Are you saying the committee has not completed its work, when can Nigerians hope it would eventually complete its work?

That work is going to be completed I believe this month. The president gave us three months. I’m a co- chair of the committee doing the impact assessment studies and from the feedback I have, that work is going to be completed imminently. Then that report would be passed to the president and I believe he would on the basis of that, advise us and direct us on how to make sure that Nigeria gets the full benefits of the AfCFTA which as you know haven’t been signed by a majority of African countries and is now waiting for ratification by 22 of those countries to go into effect.
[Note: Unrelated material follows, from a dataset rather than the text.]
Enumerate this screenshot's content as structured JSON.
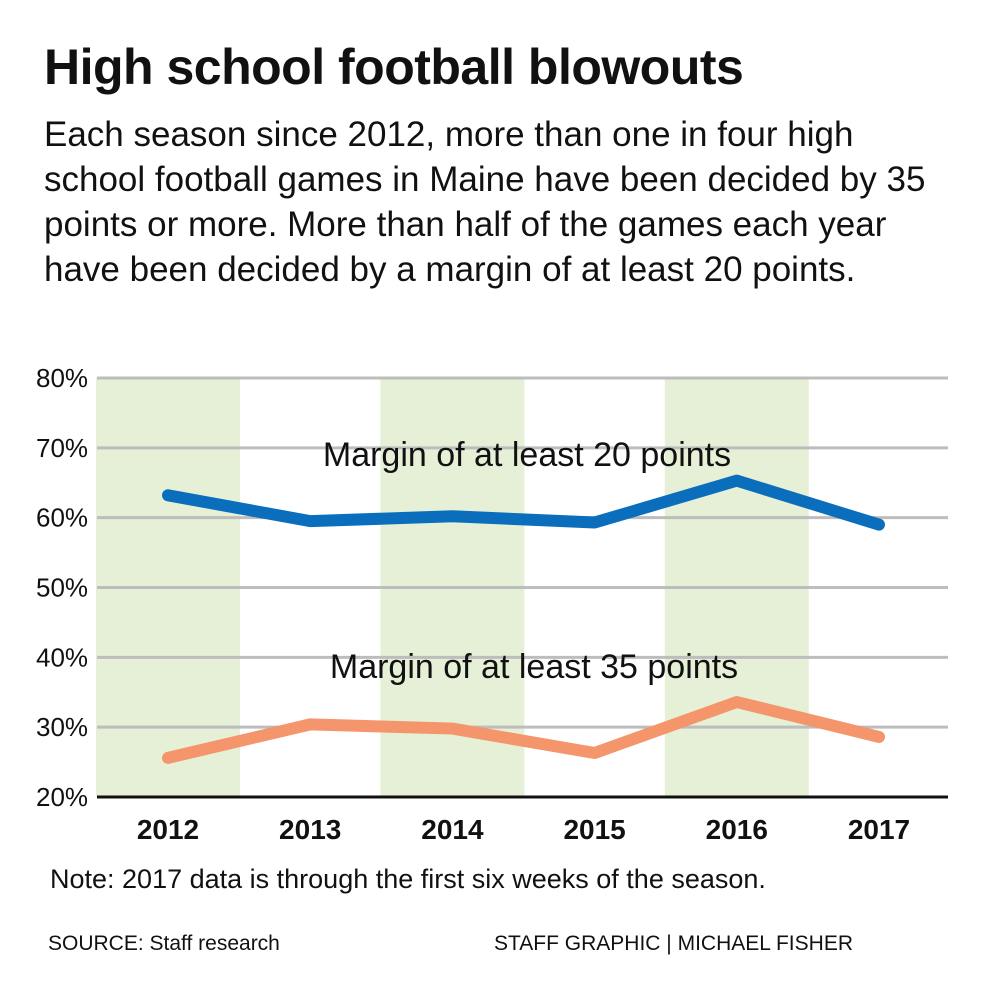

So, what we are talking about is how to work within an AfCFTA environment and I believe Nigeria would be well prepared when that eventually happens.
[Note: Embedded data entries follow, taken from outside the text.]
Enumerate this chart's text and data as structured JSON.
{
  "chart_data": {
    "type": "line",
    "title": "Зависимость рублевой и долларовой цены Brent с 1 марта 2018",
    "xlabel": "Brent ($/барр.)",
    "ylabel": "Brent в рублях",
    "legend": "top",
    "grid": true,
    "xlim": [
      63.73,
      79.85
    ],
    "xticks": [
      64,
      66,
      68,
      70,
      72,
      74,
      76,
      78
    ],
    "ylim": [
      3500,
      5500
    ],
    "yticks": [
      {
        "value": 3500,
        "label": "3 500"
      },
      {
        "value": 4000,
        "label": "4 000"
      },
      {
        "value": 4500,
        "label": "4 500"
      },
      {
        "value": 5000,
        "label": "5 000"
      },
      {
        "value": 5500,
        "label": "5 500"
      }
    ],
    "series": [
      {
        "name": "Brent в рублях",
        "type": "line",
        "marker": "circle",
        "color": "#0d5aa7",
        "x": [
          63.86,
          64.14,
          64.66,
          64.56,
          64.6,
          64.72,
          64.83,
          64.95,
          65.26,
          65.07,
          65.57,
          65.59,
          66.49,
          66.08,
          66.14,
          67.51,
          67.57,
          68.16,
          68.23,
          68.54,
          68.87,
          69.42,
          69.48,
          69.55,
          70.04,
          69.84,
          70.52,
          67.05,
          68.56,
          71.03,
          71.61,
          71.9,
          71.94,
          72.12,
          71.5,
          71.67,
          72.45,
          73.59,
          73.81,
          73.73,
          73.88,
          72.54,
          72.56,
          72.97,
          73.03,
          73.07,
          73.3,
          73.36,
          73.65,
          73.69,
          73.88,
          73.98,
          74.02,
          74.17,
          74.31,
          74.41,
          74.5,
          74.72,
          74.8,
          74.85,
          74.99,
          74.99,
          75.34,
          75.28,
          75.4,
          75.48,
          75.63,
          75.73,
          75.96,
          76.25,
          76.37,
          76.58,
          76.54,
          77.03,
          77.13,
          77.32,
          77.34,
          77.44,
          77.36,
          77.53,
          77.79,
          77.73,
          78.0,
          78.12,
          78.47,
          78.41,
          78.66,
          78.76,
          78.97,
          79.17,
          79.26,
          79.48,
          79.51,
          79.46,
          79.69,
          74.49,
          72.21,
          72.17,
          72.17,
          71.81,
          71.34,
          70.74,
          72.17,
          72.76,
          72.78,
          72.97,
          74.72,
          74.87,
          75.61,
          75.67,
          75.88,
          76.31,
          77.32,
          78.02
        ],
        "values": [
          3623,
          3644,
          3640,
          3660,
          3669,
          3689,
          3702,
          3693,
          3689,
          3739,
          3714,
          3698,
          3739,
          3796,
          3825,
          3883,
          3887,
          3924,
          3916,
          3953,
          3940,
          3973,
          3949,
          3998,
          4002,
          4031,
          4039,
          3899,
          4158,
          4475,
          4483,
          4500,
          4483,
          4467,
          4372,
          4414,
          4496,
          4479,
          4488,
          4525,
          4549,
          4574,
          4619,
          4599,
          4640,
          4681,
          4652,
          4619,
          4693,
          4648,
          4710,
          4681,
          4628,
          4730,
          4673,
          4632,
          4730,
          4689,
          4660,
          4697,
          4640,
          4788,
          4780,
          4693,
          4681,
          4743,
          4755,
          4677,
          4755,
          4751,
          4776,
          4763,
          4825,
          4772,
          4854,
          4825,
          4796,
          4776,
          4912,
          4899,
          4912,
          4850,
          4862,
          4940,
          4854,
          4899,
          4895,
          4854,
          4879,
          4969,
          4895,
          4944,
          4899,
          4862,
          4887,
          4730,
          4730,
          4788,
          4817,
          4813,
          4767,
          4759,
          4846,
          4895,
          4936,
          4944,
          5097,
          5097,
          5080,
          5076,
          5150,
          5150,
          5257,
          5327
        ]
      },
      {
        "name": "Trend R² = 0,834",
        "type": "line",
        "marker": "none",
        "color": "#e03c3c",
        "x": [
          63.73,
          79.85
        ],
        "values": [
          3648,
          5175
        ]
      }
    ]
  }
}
The committee was set up in October last year, how much longer can the Nigerian Government hold out from joining the continental trade deal?
It’s not usually how fast but how well. The way to look at what Nigeria is doing is that Nigeria is trying to do the AfCFTA agreement engagement well as opposed to doing it fast and that’s a choice. We made the choice to do it well, not necessarily to be the first. The second point to make is that these set of studies and engagement we are doing now is what would bring the benefits which are not automatic in terms of the size of market it would create, the infrastructure, people have to do that and usually it’s done in partnership between business and government. So the benefits of this engagement is that we can work out strategies on how we would engage as a country and as you pointed out, we are the biggest player in the continent. Therefore, Nigeria doing it well can only benefit not just Nigeria, but the entire continent. I am highly confident that having gone through a proper process to engage on the AfCFTA, the results wound bring many benefits to Nigeria. But it would be because we went through this process.
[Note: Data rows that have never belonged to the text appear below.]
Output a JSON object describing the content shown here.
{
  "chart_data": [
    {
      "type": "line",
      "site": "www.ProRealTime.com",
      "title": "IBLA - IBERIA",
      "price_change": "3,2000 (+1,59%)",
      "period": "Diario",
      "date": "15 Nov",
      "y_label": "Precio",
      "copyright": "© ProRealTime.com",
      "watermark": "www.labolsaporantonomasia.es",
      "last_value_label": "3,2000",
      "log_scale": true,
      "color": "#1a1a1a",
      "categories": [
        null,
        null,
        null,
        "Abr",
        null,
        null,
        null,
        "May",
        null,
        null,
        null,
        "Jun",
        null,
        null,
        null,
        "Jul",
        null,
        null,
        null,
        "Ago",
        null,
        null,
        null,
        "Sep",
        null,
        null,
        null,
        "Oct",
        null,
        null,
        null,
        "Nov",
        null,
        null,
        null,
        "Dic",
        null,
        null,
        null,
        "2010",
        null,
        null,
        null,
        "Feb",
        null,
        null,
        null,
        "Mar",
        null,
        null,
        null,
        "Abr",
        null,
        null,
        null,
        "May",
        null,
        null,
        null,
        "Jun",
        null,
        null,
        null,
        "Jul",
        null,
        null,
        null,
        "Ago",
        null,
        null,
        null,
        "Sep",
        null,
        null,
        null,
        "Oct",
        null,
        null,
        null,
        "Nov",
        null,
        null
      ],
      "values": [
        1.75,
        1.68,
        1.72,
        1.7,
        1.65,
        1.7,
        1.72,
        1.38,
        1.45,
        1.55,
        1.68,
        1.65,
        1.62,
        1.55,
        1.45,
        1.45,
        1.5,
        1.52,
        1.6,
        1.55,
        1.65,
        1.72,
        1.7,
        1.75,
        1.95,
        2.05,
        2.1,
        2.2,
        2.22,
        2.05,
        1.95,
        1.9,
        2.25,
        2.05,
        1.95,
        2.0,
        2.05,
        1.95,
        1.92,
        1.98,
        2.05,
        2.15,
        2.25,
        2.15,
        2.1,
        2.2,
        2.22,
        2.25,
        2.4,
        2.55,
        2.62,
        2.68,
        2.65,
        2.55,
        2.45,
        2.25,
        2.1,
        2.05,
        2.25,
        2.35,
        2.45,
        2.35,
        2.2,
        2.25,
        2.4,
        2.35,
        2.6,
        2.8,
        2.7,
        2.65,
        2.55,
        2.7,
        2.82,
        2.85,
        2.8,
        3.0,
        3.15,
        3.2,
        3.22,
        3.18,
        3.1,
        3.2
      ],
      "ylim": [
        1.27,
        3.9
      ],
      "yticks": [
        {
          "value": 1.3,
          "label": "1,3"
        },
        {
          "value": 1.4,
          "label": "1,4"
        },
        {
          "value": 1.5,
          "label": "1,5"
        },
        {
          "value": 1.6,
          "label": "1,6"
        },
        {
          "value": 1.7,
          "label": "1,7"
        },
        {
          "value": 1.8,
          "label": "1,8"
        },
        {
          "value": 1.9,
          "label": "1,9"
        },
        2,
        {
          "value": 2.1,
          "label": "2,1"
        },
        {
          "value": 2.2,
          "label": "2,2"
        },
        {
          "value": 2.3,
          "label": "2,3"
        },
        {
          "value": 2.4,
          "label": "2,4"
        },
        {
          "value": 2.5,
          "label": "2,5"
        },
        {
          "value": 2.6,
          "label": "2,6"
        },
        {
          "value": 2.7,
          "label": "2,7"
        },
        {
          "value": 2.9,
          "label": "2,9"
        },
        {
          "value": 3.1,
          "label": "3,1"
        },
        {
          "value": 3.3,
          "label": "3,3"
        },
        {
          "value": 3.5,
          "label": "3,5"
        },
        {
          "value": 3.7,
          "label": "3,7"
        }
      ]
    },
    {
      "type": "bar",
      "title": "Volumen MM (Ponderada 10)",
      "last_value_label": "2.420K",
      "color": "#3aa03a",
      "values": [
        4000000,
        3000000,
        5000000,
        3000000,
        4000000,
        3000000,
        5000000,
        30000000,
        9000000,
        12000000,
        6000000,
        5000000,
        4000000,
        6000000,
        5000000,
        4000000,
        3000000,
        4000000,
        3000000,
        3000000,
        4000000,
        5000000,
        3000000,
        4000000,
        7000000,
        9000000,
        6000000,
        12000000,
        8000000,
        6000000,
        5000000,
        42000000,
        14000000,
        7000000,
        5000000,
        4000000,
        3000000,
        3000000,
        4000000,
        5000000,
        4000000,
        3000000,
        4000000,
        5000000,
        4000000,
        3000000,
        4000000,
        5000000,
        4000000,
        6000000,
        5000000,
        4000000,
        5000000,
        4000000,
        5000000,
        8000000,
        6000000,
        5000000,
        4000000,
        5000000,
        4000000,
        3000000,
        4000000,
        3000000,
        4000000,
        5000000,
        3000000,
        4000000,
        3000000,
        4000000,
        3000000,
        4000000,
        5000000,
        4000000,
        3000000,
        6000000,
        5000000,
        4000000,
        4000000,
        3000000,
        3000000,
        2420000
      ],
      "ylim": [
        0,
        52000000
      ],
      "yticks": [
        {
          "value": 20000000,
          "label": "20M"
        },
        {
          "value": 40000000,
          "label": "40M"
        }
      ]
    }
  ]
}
You have commenced the revitalisation of the textile industry in conjunction with China with plans to open factories in Katsina, Kano, Abia and Lagos. How long will this process take?

We are doing a lot to revamp our industries where Nigeria historically had a comparative and competitive advantage and textile, garment, being examples. So what we are doing is creating the industrial infrastructure which is what led to the sector basically becoming moribund. We plan to do it in all the six geo-political zones and ultimately in all the states. But Kano, Katsina, Lagos, Abia states are examples of where we are hoping that as we revamp the industrial parks and the special economic zones there, what you would then have is that investors would come in and by investing, we would have this textile sector coming back in a very big , robust and much more competitive way. We are doing this in partnership with the private sector like the Real Group from South Africa and Vlisco, which is a group that is also looking to come and invest in a significant way in the cotton, textile and garment sectors and there are also many players looking at it. This is a model we intend to adopt across board. We want to do the same thing for agric processing, petrochemical and downstream, auto sector and all the other sectors where we have the raw materials and process them here rather than exporting raw materials and importing finished goods. The real group is bringing in $2 billion into the country. That’s some kind of positivity.